The gang that couldn’t shoot straight
The sudden announcement by Gerry McCaughey yesterday that he’s stepping down as CEO of CIBC should come as no surprise. In fact, life at the top of Canadian Imperial Bank of Commerce has always been about as unpredictable as it has been unproductive. Despite all the modernization CIBC has gone through in the last four decades the corporate culture of the place remains unchanged. All banks are political, but CIBC is like the Vatican.
The story begins in 1969 when Gordon Sharwood was reading his morning paper and discovered that his colleague Russ Harrison had been named to the number two spot behind Neil McKinnon. Sharwood quit the bank immediately. It took another four years before Harrison replaced McKinnon who was ousted by the board.
Then there was the period CIBC tried what was quaintly known as a duumvirate until they realized they only needed one autocrat. When Don Fullerton became CEO in 1984 the executive suite was in a mess. Of all the CIBC CEOs, I liked Fullerton the best, but he had his leadership frailties, too. One of the brightest young bankers, Warren Moysey, quit on Fullerton’s watch. And when Al Flood was named CEO to replace Fullerton, the first thing Flood did was fire the other bright banker in the place, Paul Cantor.

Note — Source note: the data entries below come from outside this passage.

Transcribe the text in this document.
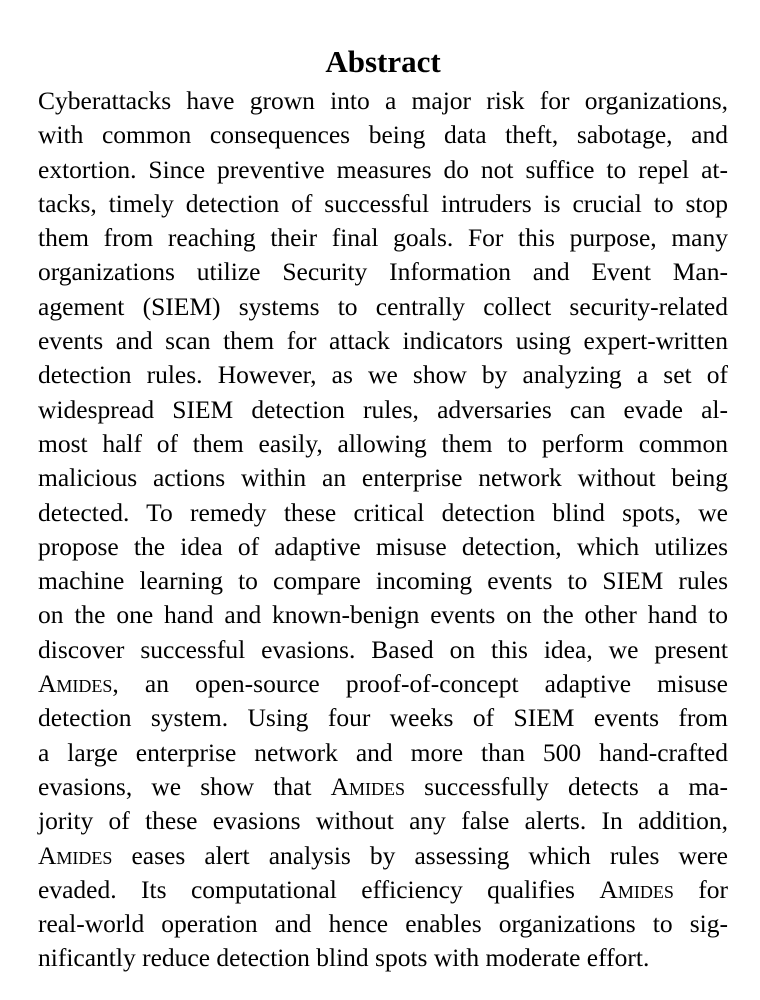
Abstract
Cyberattacks have grown into a major risk for organizations,
with common consequences being data theft, sabotage, and
extortion. Since preventive measures do not suffice to repel at-
tacks, timely detection of successful intruders is crucial to stop
them from reaching their final goals. For this purpose, many
organizations utilize Security Information and Event Man-
agement (SIEM) systems to centrally collect security-related
events and scan them for attack indicators using expert-written
detection rules. However, as we show by analyzing a set of
widespread SIEM detection rules, adversaries can evade al-
most half of them easily, allowing them to perform common
malicious actions within an enterprise network without being
detected. To remedy these critical detection blind spots, we
propose the idea of adaptive misuse detection, which utilizes
machine learning to compare incoming events to SIEM rules
on the one hand and known-benign events on the other hand to
discover successful evasions. Based on this idea, we present
Amides, an open-source proof-of-concept adaptive misuse
detection system. Using four weeks of SIEM events from
a large enterprise network and more than 500 hand-crafted
evasions, we show that Amides successfully detects a ma-
jority of these evasions without any false alerts. In addition,
Amides eases alert analysis by assessing which rules were
evaded. Its computational efficiency qualifies Amides for
real-world operation and hence enables organizations to sig-
nificantly reduce detection blind spots with moderate effort.
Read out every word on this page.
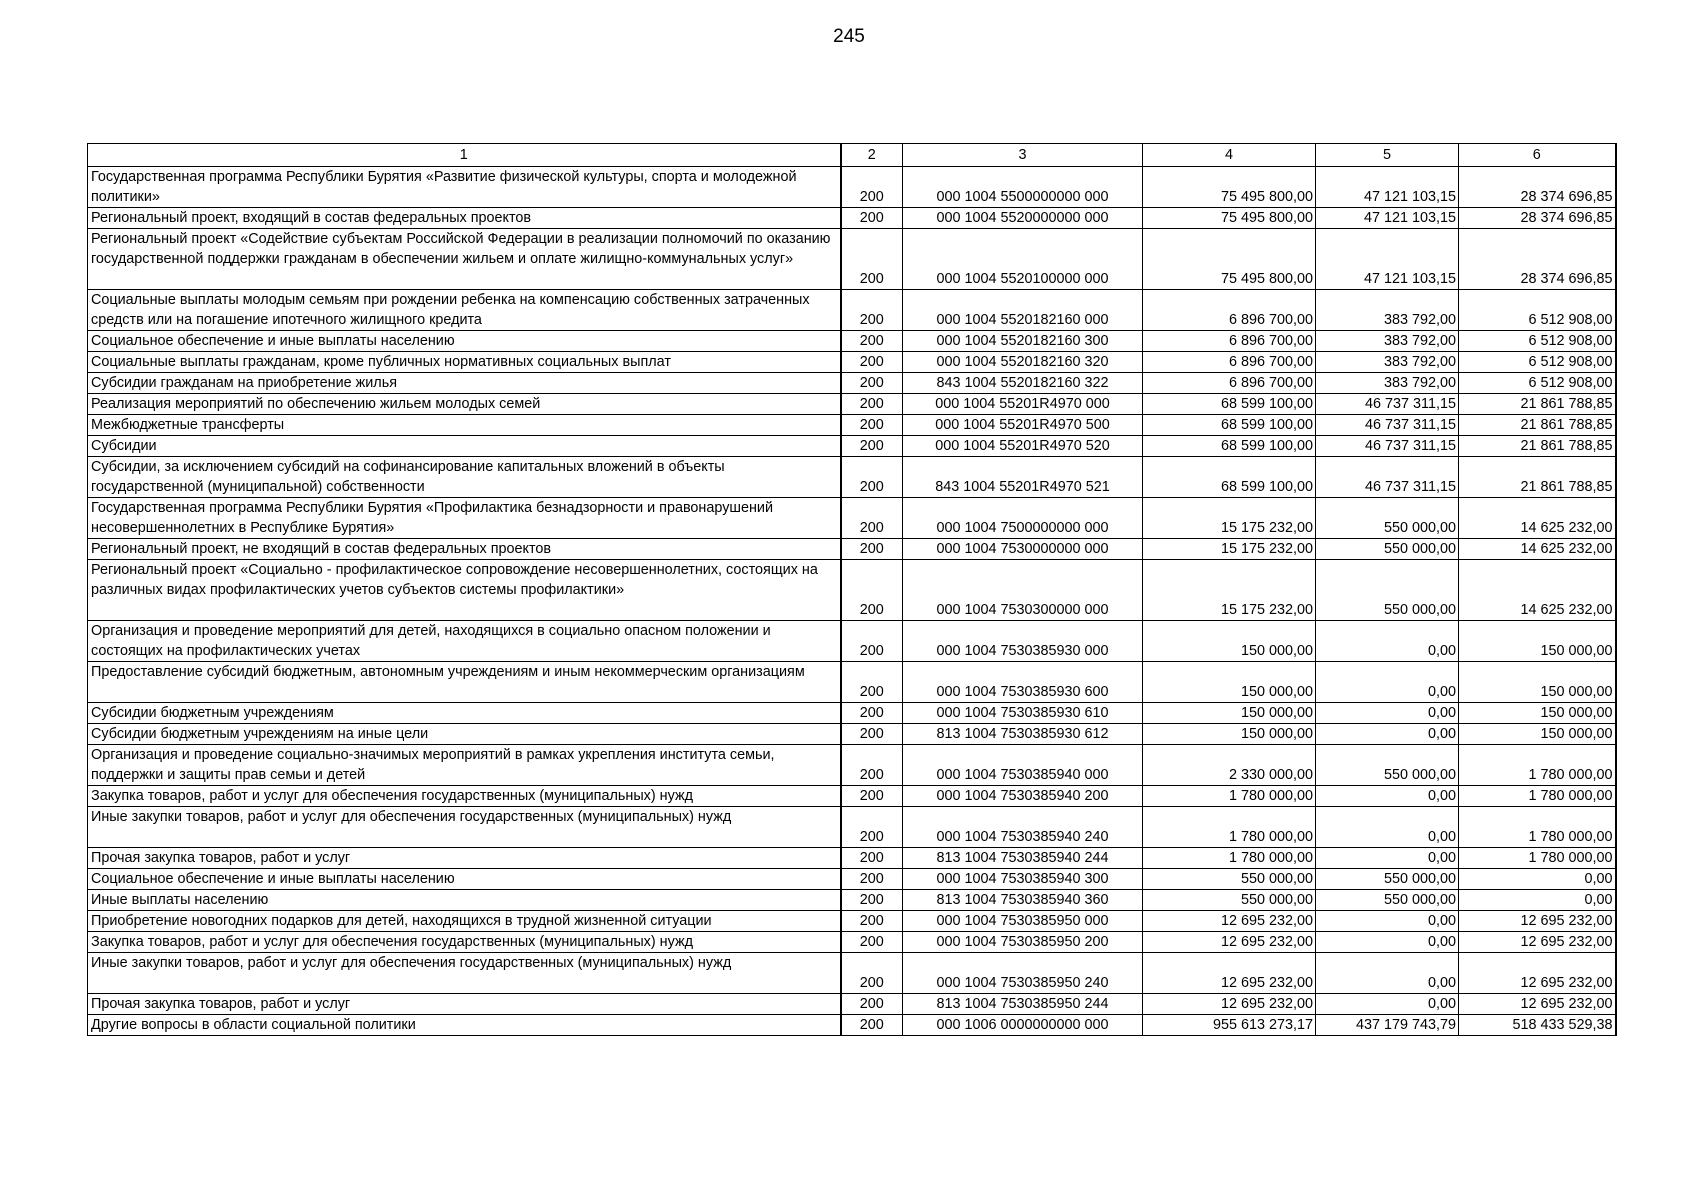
245
1	2	3	4	5	6
Государственная программа Республики Бурятия «Развитие физической культуры, спорта и молодежной политики»	200	000 1004 5500000000 000	75 495 800,00	47 121 103,15	28 374 696,85
Региональный проект, входящий в состав федеральных проектов	200	000 1004 5520000000 000	75 495 800,00	47 121 103,15	28 374 696,85
Региональный проект «Содействие субъектам Российской Федерации в реализации полномочий по оказанию государственной поддержки гражданам в обеспечении жильем и оплате жилищно-коммунальных услуг»	200	000 1004 5520100000 000	75 495 800,00	47 121 103,15	28 374 696,85
Социальные выплаты молодым семьям при рождении ребенка на компенсацию собственных затраченных средств или на погашение ипотечного жилищного кредита	200	000 1004 5520182160 000	6 896 700,00	383 792,00	6 512 908,00
Социальное обеспечение и иные выплаты населению	200	000 1004 5520182160 300	6 896 700,00	383 792,00	6 512 908,00
Социальные выплаты гражданам, кроме публичных нормативных социальных выплат	200	000 1004 5520182160 320	6 896 700,00	383 792,00	6 512 908,00
Субсидии гражданам на приобретение жилья	200	843 1004 5520182160 322	6 896 700,00	383 792,00	6 512 908,00
Реализация мероприятий по обеспечению жильем молодых семей	200	000 1004 55201R4970 000	68 599 100,00	46 737 311,15	21 861 788,85
Межбюджетные трансферты	200	000 1004 55201R4970 500	68 599 100,00	46 737 311,15	21 861 788,85
Субсидии	200	000 1004 55201R4970 520	68 599 100,00	46 737 311,15	21 861 788,85
Субсидии, за исключением субсидий на софинансирование капитальных вложений в объекты государственной (муниципальной) собственности	200	843 1004 55201R4970 521	68 599 100,00	46 737 311,15	21 861 788,85
Государственная программа Республики Бурятия «Профилактика безнадзорности и правонарушений несовершеннолетних в Республике Бурятия»	200	000 1004 7500000000 000	15 175 232,00	550 000,00	14 625 232,00
Региональный проект, не входящий в состав федеральных проектов	200	000 1004 7530000000 000	15 175 232,00	550 000,00	14 625 232,00
Региональный проект «Социально - профилактическое сопровождение несовершеннолетних, состоящих на различных видах профилактических учетов субъектов системы профилактики»	200	000 1004 7530300000 000	15 175 232,00	550 000,00	14 625 232,00
Организация и проведение мероприятий для детей, находящихся в социально опасном положении и состоящих на профилактических учетах	200	000 1004 7530385930 000	150 000,00	0,00	150 000,00
Предоставление субсидий бюджетным, автономным учреждениям и иным некоммерческим организациям	200	000 1004 7530385930 600	150 000,00	0,00	150 000,00
Субсидии бюджетным учреждениям	200	000 1004 7530385930 610	150 000,00	0,00	150 000,00
Субсидии бюджетным учреждениям на иные цели	200	813 1004 7530385930 612	150 000,00	0,00	150 000,00
Организация и проведение социально-значимых мероприятий в рамках укрепления института семьи, поддержки и защиты прав семьи и детей	200	000 1004 7530385940 000	2 330 000,00	550 000,00	1 780 000,00
Закупка товаров, работ и услуг для обеспечения государственных (муниципальных) нужд	200	000 1004 7530385940 200	1 780 000,00	0,00	1 780 000,00
Иные закупки товаров, работ и услуг для обеспечения государственных (муниципальных) нужд	200	000 1004 7530385940 240	1 780 000,00	0,00	1 780 000,00
Прочая закупка товаров, работ и услуг	200	813 1004 7530385940 244	1 780 000,00	0,00	1 780 000,00
Социальное обеспечение и иные выплаты населению	200	000 1004 7530385940 300	550 000,00	550 000,00	0,00
Иные выплаты населению	200	813 1004 7530385940 360	550 000,00	550 000,00	0,00
Приобретение новогодних подарков для детей, находящихся в трудной жизненной ситуации	200	000 1004 7530385950 000	12 695 232,00	0,00	12 695 232,00
Закупка товаров, работ и услуг для обеспечения государственных (муниципальных) нужд	200	000 1004 7530385950 200	12 695 232,00	0,00	12 695 232,00
Иные закупки товаров, работ и услуг для обеспечения государственных (муниципальных) нужд	200	000 1004 7530385950 240	12 695 232,00	0,00	12 695 232,00
Прочая закупка товаров, работ и услуг	200	813 1004 7530385950 244	12 695 232,00	0,00	12 695 232,00
Другие вопросы в области социальной политики	200	000 1006 0000000000 000	955 613 273,17	437 179 743,79	518 433 529,38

Are you getting the idea? At CIBC, when times get tough, they circle the wagons and shoot each other. In 1998, when TD proposed a merger with CIBC, it was all TD people who would be in charge, such was the lack of leadership at CIBC. In 1999 when John Hunkin became CEO, the other contender, Holger Kluge, decamped because they had some kind of bizarre suicide pact that meant the loser would leave. In 2002 Hunkin even offered to merge with Manulife and would have installed the insurer’s CEO Dominic D’Alessandro as CEO such was Hunkin’s desire to go do something else with his life.
Which brings us to Hunkin’s replacement, Gerry McCaughey, CEO since 2005. One year into a new four-year contract, McCaughey says he wants to retire. In 2016. Who ever gave two years’ notice? I’d like to be able to tell you what will happen next at the beleaguered CIBC that used to be number two and is now number five among the Big Five Banks. All I know for sure is that there will be more calamity before there is any clarity.